Sukses

Bolehkan Menerima Takjil Ramadhan dari Nonmuslim, Apa Hukumnya?

Terkadang, ada tetangga nonmuslim kita yang mengirim kita takjil. Pertanyaannya, apakah boleh diterima dan mengonsumsinya, apa hukumnya?

Liputan6.com, Jakarta - Salah satu kekhasan bulan Puasa atau Ramadhan di Indonesia adalah berbagai sajian kuliner lokalnya. Misalnya, takjil.

Tiap masjid dan mushola hampir dipastikan akan menyediakan takjil Ramadhan. Entah itu akan dinikmati saat berbuka puasa, maupun dibawa pulang.

Bahkan, ada pula kebiasaan saling mengirim takjil. Contohnya kolak. Pendek kalimat, takjil Ramadhan adalah cara berbagi bahagia umat Islam di Indonesia.

Diketahui, masyarakat Indonesia sangat beragam. Tak semua tetangga kita muslim. Bahkan ada pula sebagian kita yang tinggal di tengah masyarakat nonmuslim.

Terkadang, ada tetangga nonmuslim kita yang mengirim kita takjil. Pertanyaannya, apakah boleh diterima dan mengonsumsinya, apa hukumnya?

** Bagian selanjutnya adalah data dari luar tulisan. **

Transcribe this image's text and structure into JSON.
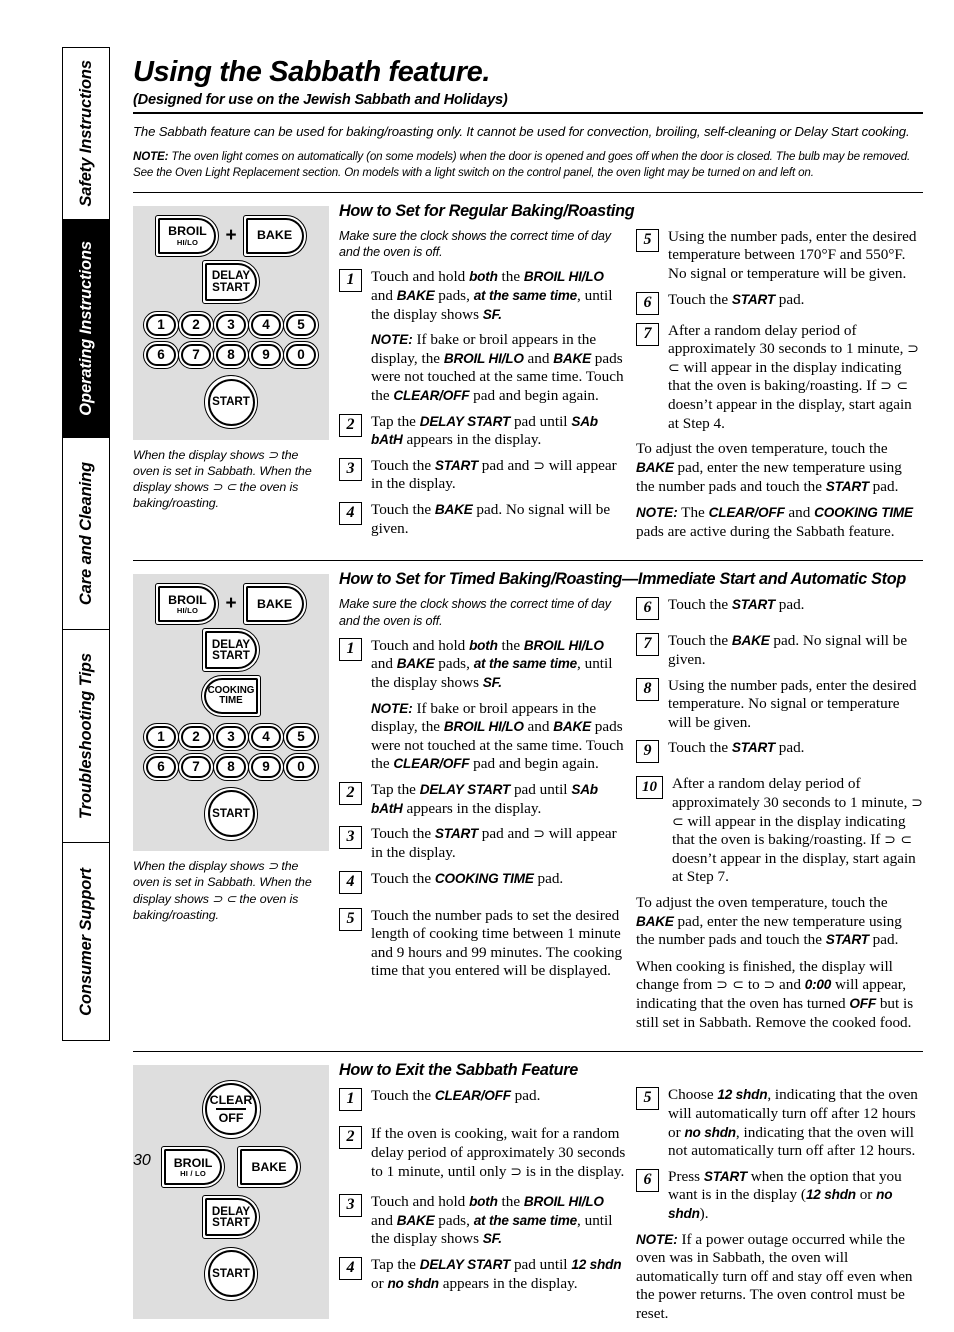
{
  "sidebar": {
    "tabs": [
      {
        "label": "Safety Instructions",
        "active": false
      },
      {
        "label": "Operating Instructions",
        "active": true
      },
      {
        "label": "Care and Cleaning",
        "active": false
      },
      {
        "label": "Troubleshooting Tips",
        "active": false
      },
      {
        "label": "Consumer Support",
        "active": false
      }
    ]
  },
  "page": {
    "title": "Using the Sabbath feature.",
    "subtitle": "(Designed for use on the Jewish Sabbath and Holidays)",
    "intro": "The Sabbath feature can be used for baking/roasting only. It cannot be used for convection, broiling, self-cleaning or Delay Start cooking.",
    "note_label": "NOTE:",
    "note_text": "The oven light comes on automatically (on some models) when the door is opened and goes off when the door is closed. The bulb may be removed. See the Oven Light Replacement section. On models with a light switch on the control panel, the oven light may be turned on and left on.",
    "page_number": "30"
  },
  "pads": {
    "broil": "BROIL",
    "broil_sub": "HI/LO",
    "broil_sub_alt": "HI / LO",
    "bake": "BAKE",
    "plus": "+",
    "delay_line1": "DELAY",
    "delay_line2": "START",
    "cooking_line1": "COOKING",
    "cooking_line2": "TIME",
    "start": "START",
    "clear_line1": "CLEAR",
    "clear_line2": "OFF",
    "numbers_row1": [
      "1",
      "2",
      "3",
      "4",
      "5"
    ],
    "numbers_row2": [
      "6",
      "7",
      "8",
      "9",
      "0"
    ]
  },
  "caption": {
    "text": "When the display shows ⊃ the oven is set in Sabbath. When the display shows ⊃ ⊂ the oven is baking/roasting."
  },
  "section1": {
    "title": "How to Set for Regular Baking/Roasting",
    "lead": "Make sure the clock shows the correct time of day and the oven is off.",
    "steps": [
      {
        "num": "1",
        "text": "Touch and hold both the BROIL HI/LO and BAKE pads, at the same time, until the display shows SF."
      },
      {
        "num": "2",
        "text": "Tap the DELAY START pad until SAb bAtH appears in the display."
      },
      {
        "num": "3",
        "text": "Touch the START pad and ⊃ will appear in the display."
      },
      {
        "num": "4",
        "text": "Touch the BAKE pad. No signal will be given."
      },
      {
        "num": "5",
        "text": "Using the number pads, enter the desired temperature between 170°F and 550°F. No signal or temperature will be given."
      },
      {
        "num": "6",
        "text": "Touch the START pad."
      },
      {
        "num": "7",
        "text": "After a random delay period of approximately 30 seconds to 1 minute, ⊃ ⊂ will appear in the display indicating that the oven is baking/roasting. If ⊃ ⊂ doesn't appear in the display, start again at Step 4."
      }
    ],
    "step1_note_label": "NOTE:",
    "step1_note": "If bake or broil appears in the display, the BROIL HI/LO and BAKE pads were not touched at the same time. Touch the CLEAR/OFF pad and begin again.",
    "adjust_text": "To adjust the oven temperature, touch the BAKE pad, enter the new temperature using the number pads and touch the START pad.",
    "end_note_label": "NOTE:",
    "end_note": "The CLEAR/OFF and COOKING TIME pads are active during the Sabbath feature."
  },
  "section2": {
    "title": "How to Set for Timed Baking/Roasting—Immediate Start and Automatic Stop",
    "lead": "Make sure the clock shows the correct time of day and the oven is off.",
    "steps": [
      {
        "num": "1",
        "text": "Touch and hold both the BROIL HI/LO and BAKE pads, at the same time, until the display shows SF."
      },
      {
        "num": "2",
        "text": "Tap the DELAY START pad until SAb bAtH appears in the display."
      },
      {
        "num": "3",
        "text": "Touch the START pad and ⊃ will appear in the display."
      },
      {
        "num": "4",
        "text": "Touch the COOKING TIME pad."
      },
      {
        "num": "5",
        "text": "Touch the number pads to set the desired length of cooking time between 1 minute and 9 hours and 99 minutes. The cooking time that you entered will be displayed."
      },
      {
        "num": "6",
        "text": "Touch the START pad."
      },
      {
        "num": "7",
        "text": "Touch the BAKE pad. No signal will be given."
      },
      {
        "num": "8",
        "text": "Using the number pads, enter the desired temperature. No signal or temperature will be given."
      },
      {
        "num": "9",
        "text": "Touch the START pad."
      },
      {
        "num": "10",
        "text": "After a random delay period of approximately 30 seconds to 1 minute, ⊃ ⊂ will appear in the display indicating that the oven is baking/roasting. If ⊃ ⊂ doesn't appear in the display, start again at Step 7."
      }
    ],
    "step1_note_label": "NOTE:",
    "step1_note": "If bake or broil appears in the display, the BROIL HI/LO and BAKE pads were not touched at the same time. Touch the CLEAR/OFF pad and begin again.",
    "adjust_text": "To adjust the oven temperature, touch the BAKE pad, enter the new temperature using the number pads and touch the START pad.",
    "finish_text": "When cooking is finished, the display will change from ⊃ ⊂ to ⊃ and 0:00 will appear, indicating that the oven has turned OFF but is still set in Sabbath. Remove the cooked food."
  },
  "section3": {
    "title": "How to Exit the Sabbath Feature",
    "steps": [
      {
        "num": "1",
        "text": "Touch the CLEAR/OFF pad."
      },
      {
        "num": "2",
        "text": "If the oven is cooking, wait for a random delay period of approximately 30 seconds to 1 minute, until only ⊃ is in the display."
      },
      {
        "num": "3",
        "text": "Touch and hold both the BROIL HI/LO and BAKE pads, at the same time, until the display shows SF."
      },
      {
        "num": "4",
        "text": "Tap the DELAY START pad until 12 shdn or no shdn appears in the display."
      },
      {
        "num": "5",
        "text": "Choose 12 shdn, indicating that the oven will automatically turn off after 12 hours or no shdn, indicating that the oven will not automatically turn off after 12 hours."
      },
      {
        "num": "6",
        "text": "Press START when the option that you want is in the display (12 shdn or no shdn)."
      }
    ],
    "end_note_label": "NOTE:",
    "end_note": "If a power outage occurred while the oven was in Sabbath, the oven will automatically turn off and stay off even when the power returns. The oven control must be reset."
  }
}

Menjawab pertanyaan itu, dilansir muhammadiyah.or.id, dalam Fatwa Tarjih, bergaul atau berhubungan baik dengan non-muslim dalam ruang lingkup kemasyarakatan boleh dilakukan. Termasuk menyantap makanan suguhan ketika bertamu di rumah nonmuslim, sepanjang bukan termasuk makanan yang diharamkan atau mengandung sesuatu yang haram.

Hal tersebut sejalan dalam beberapa riwayat, Nabi SAW pernah menerima berbagai macam hadiah dari Raja-raja yang pernah dikirimi surat, seperti Raja Mukaukis dari Mesir. Berbagai hadiah yang diperoleh Nabi juga dari berbagai kepala Negara, seperti Farwah al-Judzami. Raja Negeri Ailah pun pernah menghadiahkan seekor baghal putih (keledai) dan pakaian burdah kepada Nabi Saw.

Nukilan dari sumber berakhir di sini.